I chopped up some Red Bell Pepper and used about 1/3 cup then chopped up one medium jalapeno and the now somewhat better looking stalk of celery. I chopped these veggies very small.

I mixed in the veggies with the meat and spices, added about 2/3 cup of the boiled grain, and stirred it around til everything looked very well mixed.

I added about 1/4 cup of olive oil to a large frying pan and got it heated while I started making the meatballs. They were about racquet ball sized. I set the meatballs into the frying pan and cooked them for about 30-40 minutes, turning them every 10 minutes or so.

Toward the end I chopped about 3 mushrooms and dumped those in to fry with the meatballs.

Next I opened two cans of Italian Stewed Tomatoes, 1 can of diced tomatoes, and 2 cans of tomato sauce and slowly poured them over the meatballs.

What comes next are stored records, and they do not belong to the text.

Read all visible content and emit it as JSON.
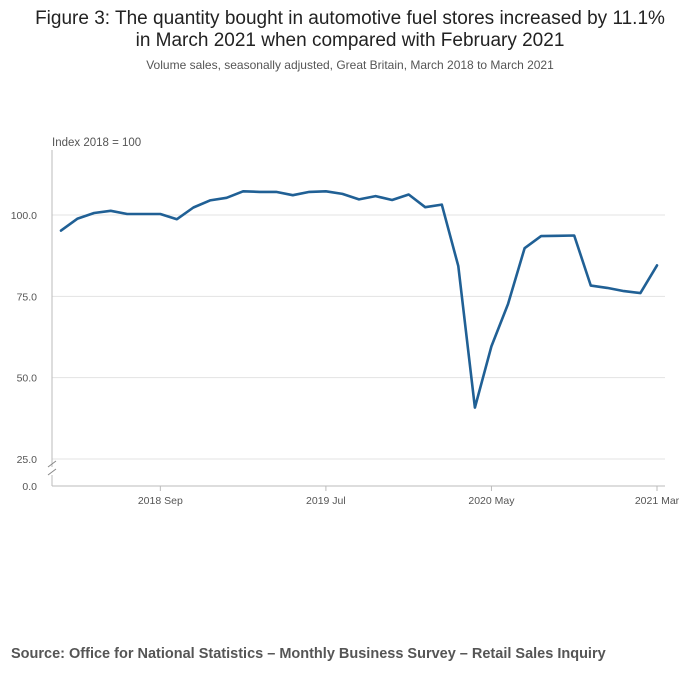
{
  "chart_data": {
    "type": "line",
    "title_lines": [
      "Figure 3: The quantity bought in automotive fuel stores increased by 11.1%",
      "in March 2021 when compared with February 2021"
    ],
    "subtitle": "Volume sales, seasonally adjusted, Great Britain, March 2018 to March 2021",
    "y_title": "Index 2018 = 100",
    "y_ticks": [
      {
        "value": 25,
        "label": "25.0"
      },
      {
        "value": 50,
        "label": "50.0"
      },
      {
        "value": 75,
        "label": "75.0"
      },
      {
        "value": 100,
        "label": "100.0"
      }
    ],
    "y_zero_label": "0.0",
    "y_axis_break": true,
    "ylim": [
      25,
      120
    ],
    "x_ticks": [
      {
        "index": 6,
        "label": "2018 Sep"
      },
      {
        "index": 16,
        "label": "2019 Jul"
      },
      {
        "index": 26,
        "label": "2020 May"
      },
      {
        "index": 36,
        "label": "2021 Mar"
      }
    ],
    "series": [
      {
        "name": "Automotive fuel",
        "color": "#206095",
        "x": [
          "2018 Mar",
          "2018 Apr",
          "2018 May",
          "2018 Jun",
          "2018 Jul",
          "2018 Aug",
          "2018 Sep",
          "2018 Oct",
          "2018 Nov",
          "2018 Dec",
          "2019 Jan",
          "2019 Feb",
          "2019 Mar",
          "2019 Apr",
          "2019 May",
          "2019 Jun",
          "2019 Jul",
          "2019 Aug",
          "2019 Sep",
          "2019 Oct",
          "2019 Nov",
          "2019 Dec",
          "2020 Jan",
          "2020 Feb",
          "2020 Mar",
          "2020 Apr",
          "2020 May",
          "2020 Jun",
          "2020 Jul",
          "2020 Aug",
          "2020 Sep",
          "2020 Oct",
          "2020 Nov",
          "2020 Dec",
          "2021 Jan",
          "2021 Feb",
          "2021 Mar"
        ],
        "values": [
          95.2,
          98.9,
          100.6,
          101.3,
          100.3,
          100.3,
          100.3,
          98.7,
          102.3,
          104.5,
          105.3,
          107.3,
          107.1,
          107.1,
          106.1,
          107.1,
          107.3,
          106.5,
          104.8,
          105.8,
          104.6,
          106.3,
          102.4,
          103.2,
          84.3,
          40.8,
          59.6,
          72.6,
          89.8,
          93.5,
          93.6,
          93.7,
          78.3,
          77.6,
          76.6,
          76.0,
          84.5
        ]
      }
    ]
  },
  "source": "Source: Office for National Statistics – Monthly Business Survey – Retail Sales Inquiry"
}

I added a bit more Italian seasoning and Oregano and cooked everything another 20 minutes.

When it was time to eat I scooped a couple of heaping tablespoons of grain in each bowl, and scooped up 2-3 meatballs with the tomatoes and sauce and plopped them into the grain in the bowls. Finally, I sprinkled just a bit more grain on top of the meatballs and tomatoes.

I was pleasantly surprised at the end result! The somewhat bland meal from my childhood had been spiced up considerably and it packed a little heat with the peppers. The tomato mixture was quite different from my spaghetti sauce so that adds some serious diversity to the diet and meal planning. using the grain instead of pasta also added to the diversity.

It was a complete meal in a bowl, perfect for a fall evening.

The extra boiled grain I will use in some other meals and dishes later.